Mack knew he wouldn’t get a name from Wayne, so there was no sense pushing it, but he wondered if Martin Thibodaux, who’d been Angus’s lawyer for more than thirty years, realized that sensitive information about one of his most influential clients was being leaked.
“Her name’s Claire Woodson,” he said.
“I know her name.” Seeing Mack’s frown, Wayne went on, “Miriam met her once. It was at an education conference in Baton Rouge about six months before I lost her. Sort of a coincidence, you might say, seeing as there was a connection between Miriam and the McMolleres.” He paused to take a puff of his cigar. “Anyway, she came away from the conference, Miriam, I mean, with a good impression of Claire Woodson. Naturally, Miriam knew how Angus and Wyona resented being kept from knowing their grandson, and that they had no positive feelings about Miss Woodson. Miriam expected somebody harder, more…ah, flamboyant, I suppose, but Miss Woodson was very nice. In fact, Miriam mentioned that she acted in every way a lady, positively straitlaced, she said.”
“She’s a redhead,” Mack said abruptly, then shifted uncomfortably at Wayne’s laugh.
“You don’t say.”
“Yeah, she doesn’t look anything like I expected.”
“You mean in all this time you never had a look at the woman you were fighting for custody of Carter’s child?”
“Just once. And it was years ago when she and Carter were having the affair.” Wayne’s attitude made him feel defensive, as if his parents’ long, hard-fought legal battle was in some way unjust. “My folks weren’t fighting for custody of the boy. They were just trying to assert their natural right to see Danny occasionally, to arrange a visit to Sugarland once in a while. As the boy’s grandparents, don’t they deserve that?”
“Well, it sounds reasonable,” Wayne said, leaning back until he was nearly horizontal in his chair. Smoke curled lazily from his cigar. “And Miriam told me that Miss Woodson seemed like a reasonable young woman, very sensible. Makes you wonder why she fought access so hard.”
It was something Mack had wondered about, too. He wished he had an answer. “She’s not exactly what I expected.”
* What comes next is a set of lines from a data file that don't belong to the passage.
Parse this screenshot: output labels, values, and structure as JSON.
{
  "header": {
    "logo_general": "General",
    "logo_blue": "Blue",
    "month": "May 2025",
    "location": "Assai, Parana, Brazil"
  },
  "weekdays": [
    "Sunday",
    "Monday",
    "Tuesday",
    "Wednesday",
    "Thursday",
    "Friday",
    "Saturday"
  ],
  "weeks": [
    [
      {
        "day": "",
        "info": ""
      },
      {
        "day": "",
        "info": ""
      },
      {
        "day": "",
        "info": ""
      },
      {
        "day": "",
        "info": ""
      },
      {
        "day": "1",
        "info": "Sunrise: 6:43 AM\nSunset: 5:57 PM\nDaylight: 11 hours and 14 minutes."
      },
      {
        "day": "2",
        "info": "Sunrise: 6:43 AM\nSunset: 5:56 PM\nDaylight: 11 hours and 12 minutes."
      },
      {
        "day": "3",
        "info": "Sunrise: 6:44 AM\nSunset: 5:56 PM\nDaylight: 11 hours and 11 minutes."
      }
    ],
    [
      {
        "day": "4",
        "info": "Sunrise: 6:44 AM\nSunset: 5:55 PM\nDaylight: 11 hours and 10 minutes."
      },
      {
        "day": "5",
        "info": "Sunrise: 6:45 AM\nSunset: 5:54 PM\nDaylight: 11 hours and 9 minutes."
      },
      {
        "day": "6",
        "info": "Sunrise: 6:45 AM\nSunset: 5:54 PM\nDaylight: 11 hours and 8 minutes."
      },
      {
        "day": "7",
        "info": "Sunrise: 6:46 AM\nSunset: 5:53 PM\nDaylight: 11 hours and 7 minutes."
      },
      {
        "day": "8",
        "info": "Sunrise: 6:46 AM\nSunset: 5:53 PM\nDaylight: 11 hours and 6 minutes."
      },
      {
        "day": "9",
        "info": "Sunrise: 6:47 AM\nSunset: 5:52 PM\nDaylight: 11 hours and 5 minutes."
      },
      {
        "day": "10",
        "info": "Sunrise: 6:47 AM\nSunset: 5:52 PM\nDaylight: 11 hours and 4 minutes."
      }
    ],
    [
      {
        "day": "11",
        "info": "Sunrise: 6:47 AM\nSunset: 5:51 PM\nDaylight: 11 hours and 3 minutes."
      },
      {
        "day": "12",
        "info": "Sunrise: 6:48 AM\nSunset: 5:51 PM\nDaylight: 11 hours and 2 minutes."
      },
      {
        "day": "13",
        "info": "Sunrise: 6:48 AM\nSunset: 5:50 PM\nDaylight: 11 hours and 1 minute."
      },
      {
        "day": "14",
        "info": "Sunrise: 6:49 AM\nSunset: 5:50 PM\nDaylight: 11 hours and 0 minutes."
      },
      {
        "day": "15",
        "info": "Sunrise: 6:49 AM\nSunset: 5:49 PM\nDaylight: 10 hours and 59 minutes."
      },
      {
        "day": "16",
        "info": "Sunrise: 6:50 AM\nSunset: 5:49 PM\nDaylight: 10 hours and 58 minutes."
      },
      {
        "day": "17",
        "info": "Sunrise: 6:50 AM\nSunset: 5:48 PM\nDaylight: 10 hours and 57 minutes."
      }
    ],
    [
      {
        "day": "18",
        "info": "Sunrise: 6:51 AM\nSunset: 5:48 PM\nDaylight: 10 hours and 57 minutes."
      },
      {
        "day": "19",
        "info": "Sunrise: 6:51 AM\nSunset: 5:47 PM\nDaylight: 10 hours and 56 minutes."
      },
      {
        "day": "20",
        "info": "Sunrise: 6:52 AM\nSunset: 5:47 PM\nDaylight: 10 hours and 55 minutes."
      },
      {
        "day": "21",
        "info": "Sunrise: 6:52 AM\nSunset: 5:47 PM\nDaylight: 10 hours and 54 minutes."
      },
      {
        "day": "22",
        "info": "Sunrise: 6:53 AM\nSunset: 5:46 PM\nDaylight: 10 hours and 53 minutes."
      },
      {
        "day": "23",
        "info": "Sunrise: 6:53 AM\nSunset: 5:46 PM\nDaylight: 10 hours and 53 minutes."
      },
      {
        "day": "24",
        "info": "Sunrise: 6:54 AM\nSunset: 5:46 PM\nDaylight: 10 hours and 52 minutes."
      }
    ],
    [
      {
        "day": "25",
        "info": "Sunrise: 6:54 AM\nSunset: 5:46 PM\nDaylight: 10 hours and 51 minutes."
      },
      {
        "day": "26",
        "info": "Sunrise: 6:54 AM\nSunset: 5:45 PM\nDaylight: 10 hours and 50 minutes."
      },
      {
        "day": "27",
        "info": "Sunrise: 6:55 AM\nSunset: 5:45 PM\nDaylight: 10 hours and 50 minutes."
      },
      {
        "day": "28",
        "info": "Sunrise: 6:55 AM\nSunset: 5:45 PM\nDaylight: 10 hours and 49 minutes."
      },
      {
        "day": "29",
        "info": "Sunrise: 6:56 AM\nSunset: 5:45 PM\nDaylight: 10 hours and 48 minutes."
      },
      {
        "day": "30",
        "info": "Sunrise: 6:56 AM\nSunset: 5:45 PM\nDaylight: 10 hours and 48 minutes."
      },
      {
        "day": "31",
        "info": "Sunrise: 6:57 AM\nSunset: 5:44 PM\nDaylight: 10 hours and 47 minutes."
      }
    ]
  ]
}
“You’re probably not what she expected,” Wayne said, smiling faintly.
“How do you mean?”
“She probably thinks that since you’re Carter’s brother you share other characteristics.” He reached over and gently rubbed the ashes from the end of his cigar. “Nothing could be further from the truth, as anybody who knows you could tell her.”
“Wayne—”
“Aw, now, don’t go getting that look on your face. I’m not saying anything bad about your brother, ‘specially now he’s gone and can’t defend himself.” He hunched a little closer to his desk, looking Mack directly in the eye. “Let me give you some advice, Mack. Don’t assume things are as they seem with Claire Woodson. I know you’ve got a lot on you, son. You’re on the board of that oil company now, you’re the biggest sugarcane farmer in four parishes, you’re struggling to learn to be a parent to your little girl. The two of you hardly know each other at all after all these years Liz kept her from you. And now you’ve got Claire and her little boy and her feud with your folks dumped in your lap. Angus can’t help much, he’s sick and your mama…well, your mama is hardly the lady she was before Carter died in that airplane crash.” He put his cigar in an ashtray that was an open alligator’s mouth, and shoved it aside. “But you need to wait a while before judging Claire. See if you think she’s the kind of woman who’d arbitrarily deny decent grandparents the right to have a relationship with their only grandson. And if the answer’s yes, then take a minute to ask yourself why in the world she would feel that way.”